Llamaparserb
A Ruby client for the LlamaIndex Parsing API. This gem allows you to easily parse various document formats (PDF, DOCX, etc.) into text or markdown. Loosely based on the Python version.
Installation
Add this line to your application's Gemfile:
gem 'llamaparserb'
And then execute:
$ bundle install
Or install it yourself as:
$ gem install llamaparserb
Usage
Basic Usage
require 'llamaparserb'
# Initialize client with API key
client = Llamaparserb::Client.new(ENV['LLAMA_CLOUD_API_KEY'])
# Parse a file to text (default)
text = client.parse_file('path/to/document.pdf')
# Parse a file to markdown
client = Llamaparserb::Client.new(ENV['LLAMA_CLOUD_API_KEY'], result_type: "markdown")
markdown = client.parse_file('path/to/document.pdf')
Advanced Options
client = Llamaparserb::Client.new(
ENV['LLAMA_CLOUD_API_KEY'],
{
result_type: "markdown", # Output format: "text" or "markdown"
num_workers: 4, # Number of workers for concurrent processing
check_interval: 1, # How often to check job status (seconds)
max_timeout: 2000, # Maximum time to wait for parsing (seconds)
verbose: true, # Enable detailed logging
language: :en, # Target language
parsing_instruction: "", # Custom parsing instructions
premium_mode: false, # Enable premium parsing features
split_by_page: true # Split result by pages
}
)
Supported File Types
The client supports a wide range of file formats including:
- Documents: PDF, DOCX, DOC, RTF, TXT
- Presentations: PPT, PPTX
- Spreadsheets: XLS, XLSX, CSV
- Images: JPG, PNG, TIFF
- And many more
See SUPPORTED_FILE_TYPES
constant for the complete list.
Error Handling
By default, the client will return nil
and print an error message if something goes wrong.
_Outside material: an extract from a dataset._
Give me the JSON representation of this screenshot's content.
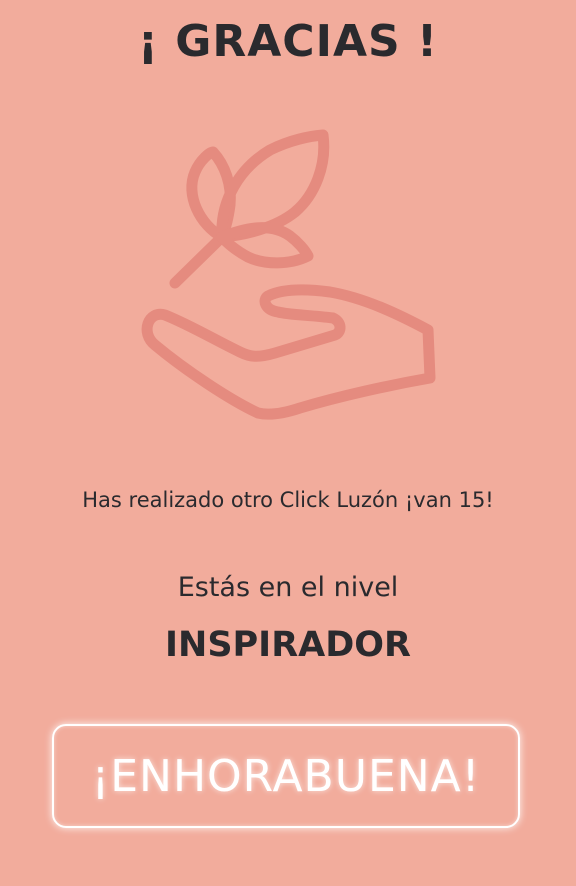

You can change this behavior with the ignore_errors
option:
# Raise errors instead of returning nil
client = Llamaparserb::Client.new(api_key, ignore_errors: false)
Logging
By default, the client uses Ruby's standard Logger with output to STDOUT. You can configure logging in several ways:
# Use default logger with debug level output
client = Llamaparserb::Client.new(api_key, verbose: true)
# Use default logger with info level (less output)
client = Llamaparserb::Client.new(api_key, verbose: false)
# Use custom logger
custom_logger = Logger.new('llamaparse.log')
custom_logger.level = Logger::INFO
client = Llamaparserb::Client.new(api_key, logger: custom_logger)
# Use Rails logger in a Rails app
client = Llamaparserb::Client.new(api_key, logger: Rails.logger)
Development
After checking out the repo, run bin/setup
to install dependencies. Then, run rake spec
to run the tests. You can also run bin/console
for an interactive prompt that will allow you to experiment.
To install this gem onto your local machine, run bundle exec rake install
. To release a new version, update the version number in version.rb
, and then run bundle exec rake release
, which will create a git tag for the version, push git commits and the created tag, and push the .gem
file to rubygems.org.
Contributing
Bug reports and pull requests are welcome on GitHub at https://github.com/heidar/llamaparserb.
License
The gem is available as open source under the terms of the MIT License.